Он выглядел пристыженным.

— С начала года.

«Десять месяцев, — подумала она. — Десять!» В руке Фредди держала большой осколок стекла; она изо всех сил сжала его ладонью. Из пореза закапала кровь. Льюис вскочил помочь ей, но она поднялась на ноги, оттолкнув его, прошла в спальню и захлопнула за собой дверь; Фредди зажала порез фартуком, скомкав его в кулаке и стискивая так, чтобы руке снова стало больно.
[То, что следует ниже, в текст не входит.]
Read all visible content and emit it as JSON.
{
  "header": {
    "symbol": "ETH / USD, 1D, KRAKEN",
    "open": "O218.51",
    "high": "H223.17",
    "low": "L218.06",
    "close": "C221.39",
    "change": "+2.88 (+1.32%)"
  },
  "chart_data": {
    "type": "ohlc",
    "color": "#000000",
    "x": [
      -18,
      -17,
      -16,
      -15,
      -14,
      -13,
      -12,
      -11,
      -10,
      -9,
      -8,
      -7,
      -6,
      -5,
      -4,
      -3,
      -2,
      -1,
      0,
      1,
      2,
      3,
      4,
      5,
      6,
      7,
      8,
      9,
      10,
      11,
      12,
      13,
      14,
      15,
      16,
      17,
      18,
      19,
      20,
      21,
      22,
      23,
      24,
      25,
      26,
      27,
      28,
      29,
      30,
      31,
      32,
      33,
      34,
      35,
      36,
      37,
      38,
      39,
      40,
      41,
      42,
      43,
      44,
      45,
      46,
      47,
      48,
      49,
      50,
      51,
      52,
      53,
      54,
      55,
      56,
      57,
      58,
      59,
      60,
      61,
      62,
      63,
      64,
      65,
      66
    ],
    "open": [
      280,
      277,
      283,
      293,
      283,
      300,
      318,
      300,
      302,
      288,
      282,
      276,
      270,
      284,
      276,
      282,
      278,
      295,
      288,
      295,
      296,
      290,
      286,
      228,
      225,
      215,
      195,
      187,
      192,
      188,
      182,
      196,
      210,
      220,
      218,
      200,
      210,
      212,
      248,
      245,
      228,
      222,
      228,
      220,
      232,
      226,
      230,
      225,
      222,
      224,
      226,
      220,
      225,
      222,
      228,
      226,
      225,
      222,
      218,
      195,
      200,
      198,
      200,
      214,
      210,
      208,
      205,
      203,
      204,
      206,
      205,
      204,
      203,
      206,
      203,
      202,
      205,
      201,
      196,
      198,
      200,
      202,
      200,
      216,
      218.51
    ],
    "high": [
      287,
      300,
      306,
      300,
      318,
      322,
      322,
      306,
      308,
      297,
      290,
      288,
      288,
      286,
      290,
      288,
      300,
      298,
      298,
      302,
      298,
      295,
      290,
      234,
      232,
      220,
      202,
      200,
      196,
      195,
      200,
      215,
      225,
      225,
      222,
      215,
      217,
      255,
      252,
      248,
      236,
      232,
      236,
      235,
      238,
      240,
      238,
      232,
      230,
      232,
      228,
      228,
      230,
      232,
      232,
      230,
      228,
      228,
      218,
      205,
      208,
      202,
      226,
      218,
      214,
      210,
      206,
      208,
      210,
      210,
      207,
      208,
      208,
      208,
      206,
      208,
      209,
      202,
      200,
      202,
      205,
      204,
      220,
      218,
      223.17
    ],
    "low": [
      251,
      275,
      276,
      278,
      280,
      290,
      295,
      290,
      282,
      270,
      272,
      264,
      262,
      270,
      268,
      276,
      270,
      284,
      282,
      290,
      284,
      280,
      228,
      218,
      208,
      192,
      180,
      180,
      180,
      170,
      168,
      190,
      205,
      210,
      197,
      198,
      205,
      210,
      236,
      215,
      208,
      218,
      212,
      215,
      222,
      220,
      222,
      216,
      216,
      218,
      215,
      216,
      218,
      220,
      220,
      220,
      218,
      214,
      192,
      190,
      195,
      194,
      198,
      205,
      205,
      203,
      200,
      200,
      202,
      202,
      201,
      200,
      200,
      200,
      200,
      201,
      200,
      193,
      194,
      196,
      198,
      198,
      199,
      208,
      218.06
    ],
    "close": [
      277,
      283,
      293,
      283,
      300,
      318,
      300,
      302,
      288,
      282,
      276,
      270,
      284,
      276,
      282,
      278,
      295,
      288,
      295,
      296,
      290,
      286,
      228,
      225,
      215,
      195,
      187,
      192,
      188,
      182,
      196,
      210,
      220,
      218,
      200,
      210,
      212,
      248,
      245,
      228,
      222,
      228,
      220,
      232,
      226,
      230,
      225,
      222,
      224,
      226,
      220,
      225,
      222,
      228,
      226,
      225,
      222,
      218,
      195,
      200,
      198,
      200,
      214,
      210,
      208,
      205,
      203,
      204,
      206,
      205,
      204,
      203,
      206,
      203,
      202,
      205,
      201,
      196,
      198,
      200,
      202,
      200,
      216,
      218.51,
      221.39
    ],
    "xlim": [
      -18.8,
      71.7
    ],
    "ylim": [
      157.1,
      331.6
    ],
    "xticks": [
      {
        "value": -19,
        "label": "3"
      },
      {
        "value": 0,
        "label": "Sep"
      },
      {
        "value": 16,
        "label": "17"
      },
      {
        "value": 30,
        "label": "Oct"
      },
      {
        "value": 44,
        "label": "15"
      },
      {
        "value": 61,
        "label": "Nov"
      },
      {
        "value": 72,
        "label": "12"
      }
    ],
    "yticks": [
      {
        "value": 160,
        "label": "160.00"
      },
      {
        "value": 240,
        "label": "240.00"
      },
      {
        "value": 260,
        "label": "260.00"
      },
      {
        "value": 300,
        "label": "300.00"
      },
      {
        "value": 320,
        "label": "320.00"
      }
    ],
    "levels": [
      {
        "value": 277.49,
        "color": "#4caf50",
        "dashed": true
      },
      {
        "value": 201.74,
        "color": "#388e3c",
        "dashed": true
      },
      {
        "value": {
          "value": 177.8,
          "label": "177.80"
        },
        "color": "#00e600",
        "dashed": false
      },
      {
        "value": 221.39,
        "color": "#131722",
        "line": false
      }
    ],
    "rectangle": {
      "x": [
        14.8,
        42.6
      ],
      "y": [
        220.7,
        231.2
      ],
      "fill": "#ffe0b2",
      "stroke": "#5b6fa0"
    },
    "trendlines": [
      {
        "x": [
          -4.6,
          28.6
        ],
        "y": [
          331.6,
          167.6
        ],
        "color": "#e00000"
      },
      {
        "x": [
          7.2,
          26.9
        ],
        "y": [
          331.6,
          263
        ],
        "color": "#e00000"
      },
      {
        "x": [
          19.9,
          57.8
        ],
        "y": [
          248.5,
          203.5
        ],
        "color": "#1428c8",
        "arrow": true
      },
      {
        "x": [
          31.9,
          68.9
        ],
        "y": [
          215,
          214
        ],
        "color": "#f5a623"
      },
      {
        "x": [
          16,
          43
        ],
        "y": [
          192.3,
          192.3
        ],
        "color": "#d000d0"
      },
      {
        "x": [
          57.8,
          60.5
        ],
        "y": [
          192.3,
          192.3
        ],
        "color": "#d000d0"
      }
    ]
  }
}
Ребекка обдумывала эту мысль с момента их разговора с Мюриель в день ее свадьбы. Она решила создать серию скульптур из литого стекла. Их должно быть семь: семь женщин, реальных — старых и молодых, худых и полных, беременных и бесплодных, дурнушек и красавиц, — а не идеализированных творений искусства.

Каждую фигуру она делала в новой технике. Первую отлила по гипсовой модели и обожгла в печи: широкоскулая, с полными губами, она подставляла лицо солнцу, закрыв глаза. Длинные волосы тугими спиралями падали ей на плечи, как у женщин на египетских гробницах. Ребекка назвала ее «Изида». Следующая была с широкими бедрами и морщинками вокруг глаз. Для нее Ребекка использовала стекло насыщенных цветов — бирюзовое, изумрудное, бронзовое и коричневое. Звали ее «Элизабет». Скульптуру беременной она подумывала назвать «Мона», но потом предпочла «Гею».